Foto: Friedrich Kethorn, MdL und Dr. Hermann Kues, MdB auf dem Landesparteitag der CDU Niedersachsen

Friedrich Kethorn als Kreisvorsitzender wiedergewählt

Artikel der Grafschafter Nachrichten vom 17.06.2002

92 Prozent der Delegierten haben den Grafschafter CDU-Vorsitzenden Friedrich Kethorn auf dem Parteitag am Sonnabend in Emlichheim für weitere zwei Jahre in seinem Amt bestätigt. Spannung gab es bei der Wahl der Stellvertreter. Nachdem Reinhold Hilbers und Charlotte Brenner im ersten Wahlgang ins Amt kamen, setzte sich Hermann Schulze-Berndt erst in einer Stichwahl knapp gegen Viola Taube durch.

Von Manfred Münchow / Emlichheim. "Heute vormittag ein Sieg und heute nachmittag noch einmal eine Steigerung." – Gut gelaunt nach dem Sieg der Fußball-Nationalmannschaft eröffnete Friedrich Kethorn am Sonnabend den Parteitag der Grafschafter CDU im Saal Dreher in Emlichheim. Und Kethorn sollte recht behalten. Während sich am vormittag das Völler-Team nur mühsam gegen die Mannschaft aus Paraguay durchsetzte, konnte er am nachmittag 92 Prozent der Delegiertenstimmen bei der Wahl des Parteivorsitzenden auf sich vereinen.
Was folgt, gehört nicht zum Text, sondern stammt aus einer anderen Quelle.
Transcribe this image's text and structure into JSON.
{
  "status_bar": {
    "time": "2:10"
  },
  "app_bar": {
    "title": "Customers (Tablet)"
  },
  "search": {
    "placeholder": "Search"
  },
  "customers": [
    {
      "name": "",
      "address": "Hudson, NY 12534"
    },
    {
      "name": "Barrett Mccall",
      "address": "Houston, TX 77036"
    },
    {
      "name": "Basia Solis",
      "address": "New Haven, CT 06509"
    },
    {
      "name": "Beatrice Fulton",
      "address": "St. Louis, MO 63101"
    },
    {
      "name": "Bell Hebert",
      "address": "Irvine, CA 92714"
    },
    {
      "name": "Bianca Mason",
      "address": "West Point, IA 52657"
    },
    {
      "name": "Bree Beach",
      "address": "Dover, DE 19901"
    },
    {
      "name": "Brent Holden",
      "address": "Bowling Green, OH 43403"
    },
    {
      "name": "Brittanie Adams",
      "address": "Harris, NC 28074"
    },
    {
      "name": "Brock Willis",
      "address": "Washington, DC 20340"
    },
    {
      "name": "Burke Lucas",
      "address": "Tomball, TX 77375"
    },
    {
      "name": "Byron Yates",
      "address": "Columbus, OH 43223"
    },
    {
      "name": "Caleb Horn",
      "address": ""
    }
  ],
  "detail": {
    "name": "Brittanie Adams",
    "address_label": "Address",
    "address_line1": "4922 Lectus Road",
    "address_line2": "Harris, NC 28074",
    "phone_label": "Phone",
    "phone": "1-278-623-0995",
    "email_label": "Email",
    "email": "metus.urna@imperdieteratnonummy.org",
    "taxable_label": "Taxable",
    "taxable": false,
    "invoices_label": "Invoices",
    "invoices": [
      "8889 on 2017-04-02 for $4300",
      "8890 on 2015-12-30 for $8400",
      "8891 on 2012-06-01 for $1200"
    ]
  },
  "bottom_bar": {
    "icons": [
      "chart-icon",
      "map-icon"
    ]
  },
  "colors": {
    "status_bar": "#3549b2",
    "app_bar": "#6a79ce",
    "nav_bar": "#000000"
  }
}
Allerdings gab es auch keinen Gegenkandidaten.
Das sah bei der Wahl der drei stellvertretenden Parteivorsitzenden anders aus. Hier gab es vier Bewerber: Charlotte Brenner aus Neuenhaus, Reinhold Hilbers aus Lohne, Hermann Schulze-Berndt aus Bad Bentheim und Viola Taube aus Nordhorn. Bislang sah die Rechnung der Parteistrategen so aus: Nordhorn (33 Delegierte) stellt den Vorsitzenden, die CDU-Hochburg Niedergrafschaft (56 Delegierte) zwei Stellvertreter und die Obergrafschaft (21 Delegierte) einen Stellvertreter.
Doch die Nordhorner Christdemokraten rechnen anders. Sie lassen den Kreisvorsitzenden außen vor und wollen die drei Teilregionen bei den Stellvertretern repräsentiert sehen. Folgerichtig schickten sie mit der 43-jährigen Viola Taube eine Unternehmerin ins Rennen, die zudem nach Meinung etlicher Delegierter bei der Vorstellungsrunde kräftig punktete. Das Ergebnis der Wahl ließ denn auch aufhorchen. Reinhold Hilbers bekam 97 von 108 Stimmen und Charlotte Brenner 72 Stimmen. Für Hermann Schulze-Berndt und Viola Taube votierten jeweils 52 Delegierte. In der Stichwahl musste sich die Vorsitzende der Mittelstandsvereinigung der Grafschafter CDU dann jedoch knapp dem CDU-Fraktionsvorsitzenden im Rat der Stadt Bad Bentheim geschlagen geben. Schulze-Berndt bekam 55 Stimmen, Viola Taube 49. Enttäuschung bei den Nordhornern.
Vor den Wahlen hatte Kethorn den Delegierten seine Bilanz vorgetragen. Bei den Kommunalwahlen im vergangenen Jahr sind die absolute Mehrheit im Kreistag und Siege bei den Bürgermeister-Wahlen in Bad Bentheim, Neuenhaus und Wietmarschen eingefahren worden. In etlichen Kommunen stellt die CDU die Mehrheit. Kethorn: "Bei einem Rückblick über die vergangenen zwei Jahre kann ich mit Freude, Stolz und Selbstbewusstsein feststellen: Die Grafschafter CDU hat bei der Wahl am 9. September 2001 eines der besten Ergebnisse der Nachkriegszeit errungen und mit insgesamt 224 Mandaten 45 Mandate mehr als all’ die anderen Parteien zusammen. Damit haben wir die strukturelle Mehrheit ausgebaut."
Sowohl der Bundestagsabgeordnete Hermann Kues als auch der Landtagsabgeordnete Friedrich Kethorn und der Landtagskandidat nutzen die Gelegenheit zwischen den Wahlgängen, die Delegierten auf die kommenden Wahlkämpfe einzustimmen. Alle drei wollen ihre Wahlkreise direkt gewinnen. "Die Wahrscheinlichkeit ist groß, dass zum ersten Mal in der Geschichte der Bundesrepublik eine Regierung nach nur vier Jahren wieder abgewählt wird", sagte Kues mit Blick auf den Reichstag in Berlin. Und auch im Leineschloss in Hannover stehe man vor einem Wechsel. Kues verwies auf gute Umfragewerte und stellte fest: "Die Stimmungslage für uns ist excellent."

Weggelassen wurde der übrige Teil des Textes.